Hey, when’s the last time in a book you ever heard a male wonder if a female’s ego could handle being protected?

It’s really astounding here.  They have no more food and need to hunt, and Peeta can’t defend himself or keep quiet.  But Katniss is still going to worry about his fucking ego instead of telling to just wait somewhere safe.  Because it’s alright to tell a woman to do that, but a man might have his feelings hurt and we just can’t have that.  Peeta’s ego is more important than Katniss’s survival.

Because this book is feminist and don’t you forget it.

Yeah, and that turned out great. You ended up dying in a mud bank. That’s what I want to say, but I can’t.

Why can’t you?  Katniss, you’re trying to keep two people alive.  Forget about sparing his feelings.  This is the murderdeath games, not finishing school.

“I don’t know what ate the cheese,” Peeta says slowly and distinctly, as if trying not to lose his temper, “but it wasn’t me. I’ve been down by the stream collecting berries. Would you care for some?”

I hate this scene.  Just look at it.  Katniss comes in yelling at him because she was scared for his life, and he treats her like she’s just a silly little female who’s losing her head over nothing.  He’s all patronizing and placating and trying to calm her down, without once realizing that she’s got a fucking valid point, you idiot.  I mean, come on, she’s the experienced hunter in this pairing, and you’re a baker.  Don’t treat her like a child throwing a hissy fit.

But the icing on the cake is this line here.  Without this line, the rest would just be uncomfortable, not rant-worthy.  But this…someone has clearly eaten the cheese.  There’s a bite out of it.  Which means someone is near enough to get at their food.  They’re in the murderdeath games.  And still Peeta acts like Katniss is just having a tantrum and he’s putting forth such a great effort to be the bigger person and take the high road by not yelling at her.  Come on, Peeta, this isn’t a “girl problem” that’s oh-so-confusing.  How about a moment of shock that there’s someone else in the woods with you?

They’re nightlock.

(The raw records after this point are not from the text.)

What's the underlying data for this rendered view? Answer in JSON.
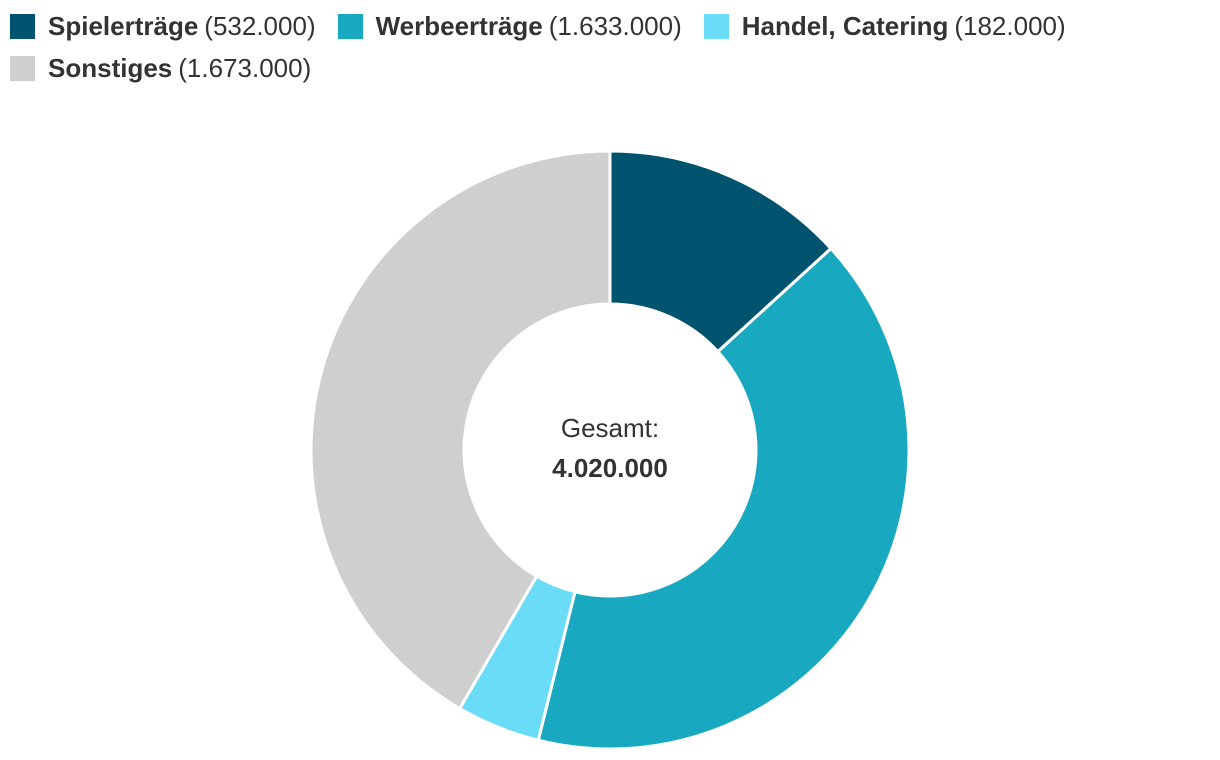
{
  "chart_data": {
    "type": "pie",
    "style": "donut",
    "legend_position": "top-left",
    "categories": [
      "Spielerträge",
      "Werbeerträge",
      "Handel, Catering",
      "Sonstiges"
    ],
    "values": [
      532000,
      1633000,
      182000,
      1673000
    ],
    "value_labels": [
      "(532.000)",
      "(1.633.000)",
      "(182.000)",
      "(1.673.000)"
    ],
    "colors": [
      "#00536e",
      "#18a8c0",
      "#6adcf7",
      "#cfcfcf"
    ],
    "center_title": "Gesamt:",
    "center_value": "4.020.000"
  }
}
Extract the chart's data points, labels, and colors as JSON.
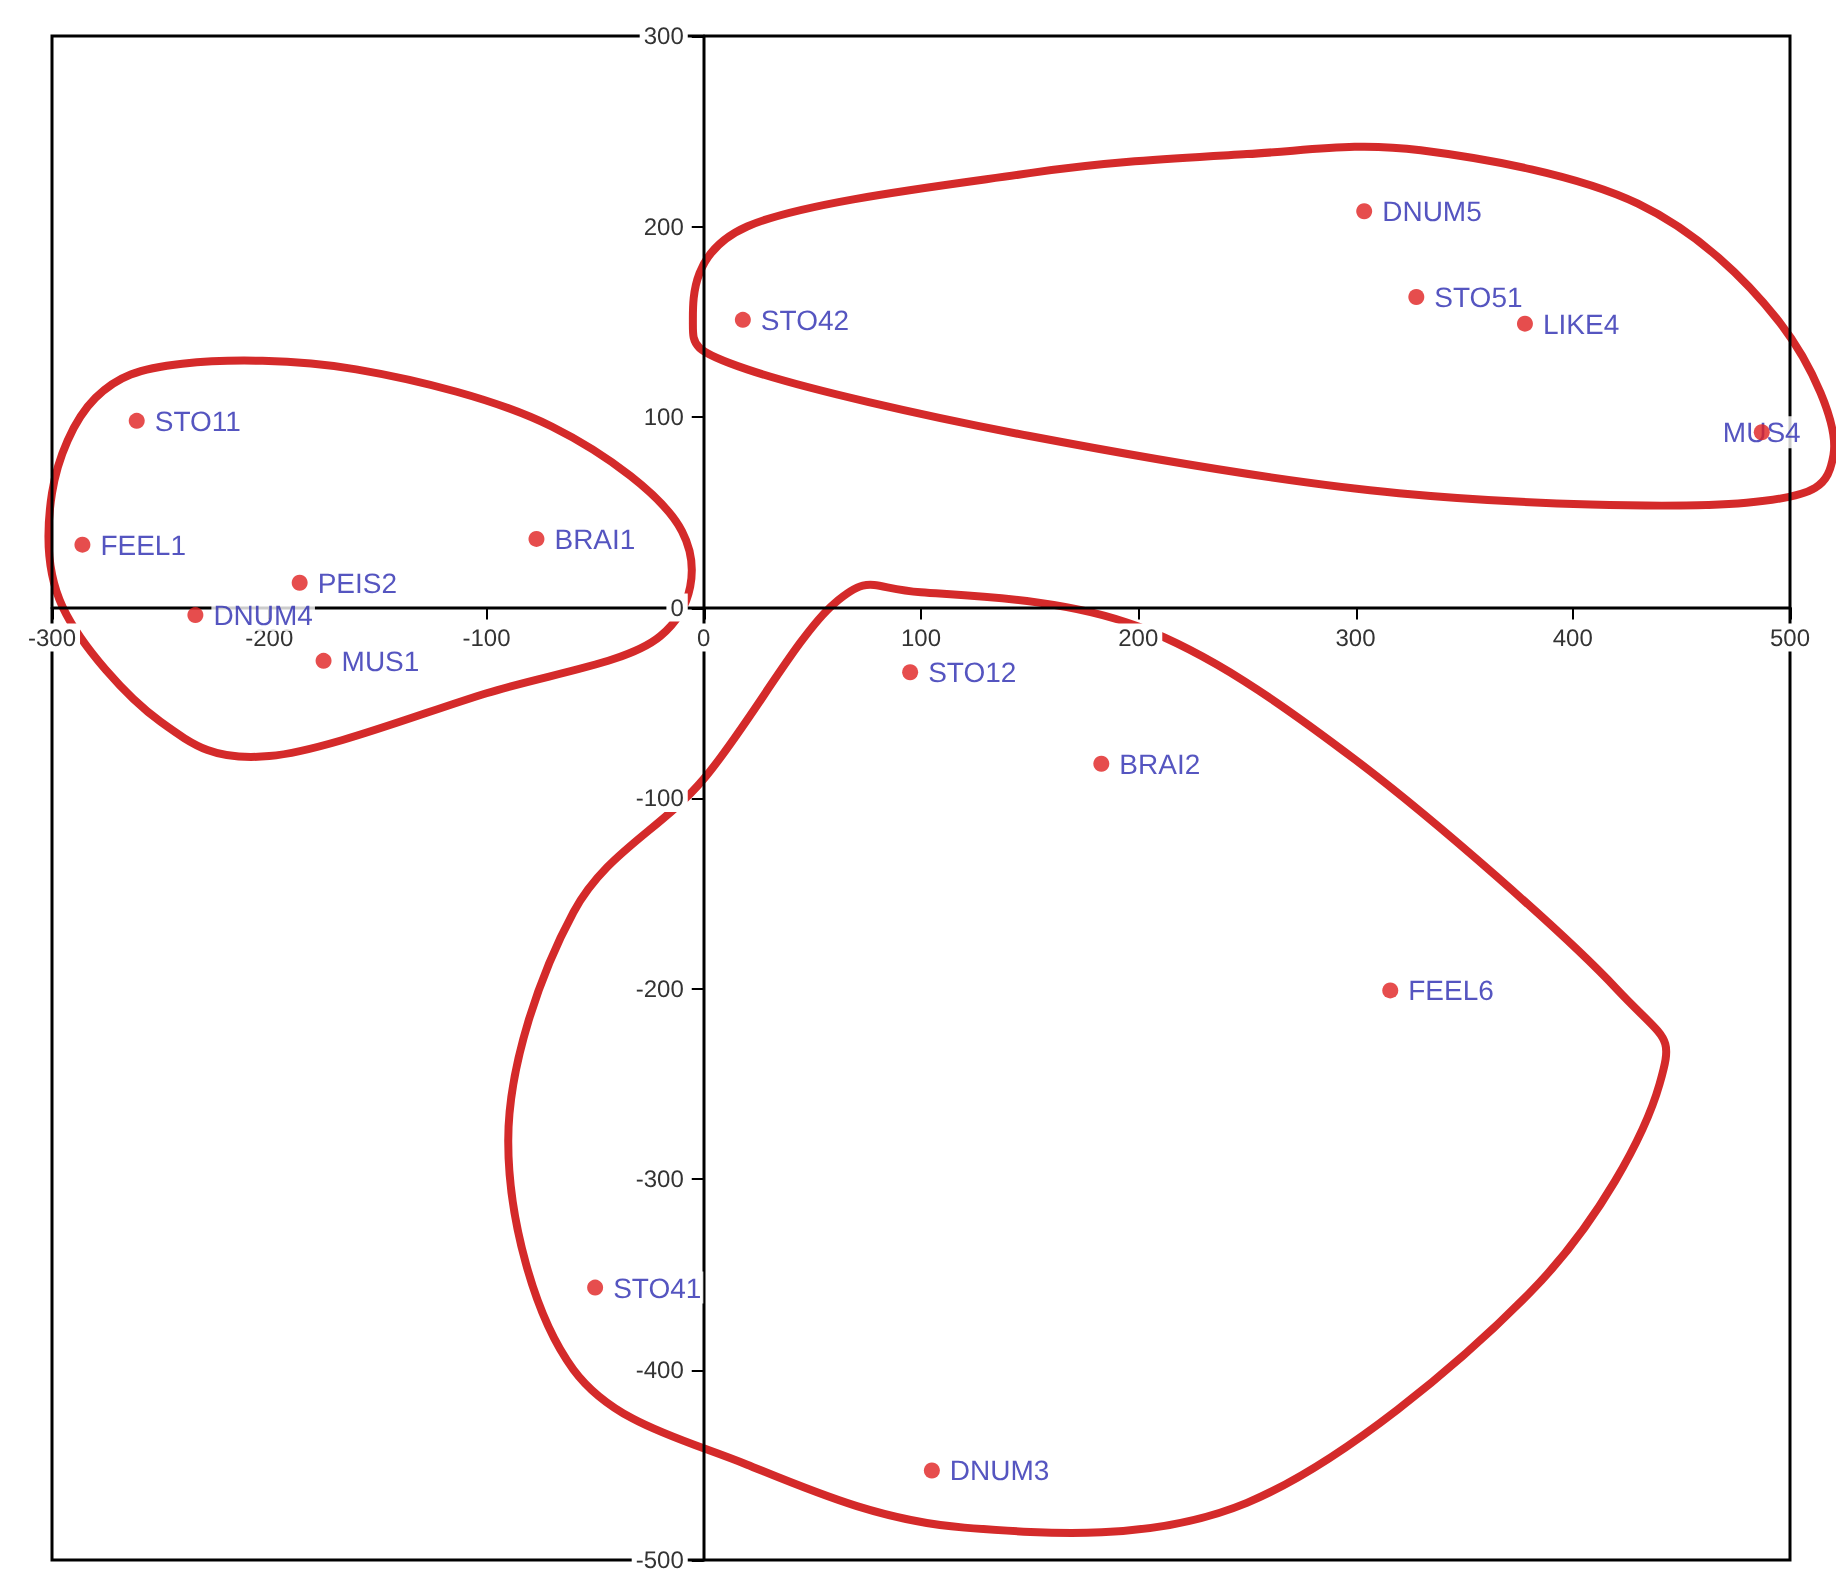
{
  "chart_data": {
    "type": "scatter",
    "x": [
      -261,
      -286,
      -186,
      -234,
      -175,
      -77,
      18,
      304,
      328,
      378,
      487,
      95,
      183,
      316,
      -50,
      105
    ],
    "series": [
      {
        "color": "#e02020",
        "values": [
          98,
          33,
          13,
          -4,
          -28,
          36,
          151,
          208,
          163,
          149,
          92,
          -34,
          -82,
          -201,
          -357,
          -453
        ]
      }
    ],
    "annotations": [
      {
        "text": "STO11",
        "x": -261,
        "y": 98
      },
      {
        "text": "FEEL1",
        "x": -286,
        "y": 33
      },
      {
        "text": "PEIS2",
        "x": -186,
        "y": 13
      },
      {
        "text": "DNUM4",
        "x": -234,
        "y": -4
      },
      {
        "text": "MUS1",
        "x": -175,
        "y": -28
      },
      {
        "text": "BRAI1",
        "x": -77,
        "y": 36
      },
      {
        "text": "STO42",
        "x": 18,
        "y": 151
      },
      {
        "text": "DNUM5",
        "x": 304,
        "y": 208
      },
      {
        "text": "STO51",
        "x": 328,
        "y": 163
      },
      {
        "text": "LIKE4",
        "x": 378,
        "y": 149
      },
      {
        "text": "MUS4",
        "x": 487,
        "y": 92
      },
      {
        "text": "STO12",
        "x": 95,
        "y": -34
      },
      {
        "text": "BRAI2",
        "x": 183,
        "y": -82
      },
      {
        "text": "FEEL6",
        "x": 316,
        "y": -201
      },
      {
        "text": "STO41",
        "x": -50,
        "y": -357
      },
      {
        "text": "DNUM3",
        "x": 105,
        "y": -453
      }
    ],
    "xlim": [
      -300,
      500
    ],
    "xticks": [
      -300,
      -200,
      -100,
      0,
      100,
      200,
      300,
      400,
      500
    ],
    "ylim": [
      -500,
      300
    ],
    "yticks": [
      -500,
      -400,
      -300,
      -200,
      -100,
      0,
      100,
      200,
      300
    ],
    "grid": false,
    "marker": "circle"
  }
}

You’ll be dead before they reach your stomach.”

Oh, really?  Tell me how an ingested poison can kill you before you actually ingest it.

Nightshade and hemlock are actually relatively mild.  It really depends on the strain you get of each.  However, even with the deadliest ones, you need more than a berry and it takes more time than a few seconds.  So I’ve no idea how a cross between the two became insta-kill berries, unless the botanist added in cyanide and just deiced cylock wasn’t a cool enough name.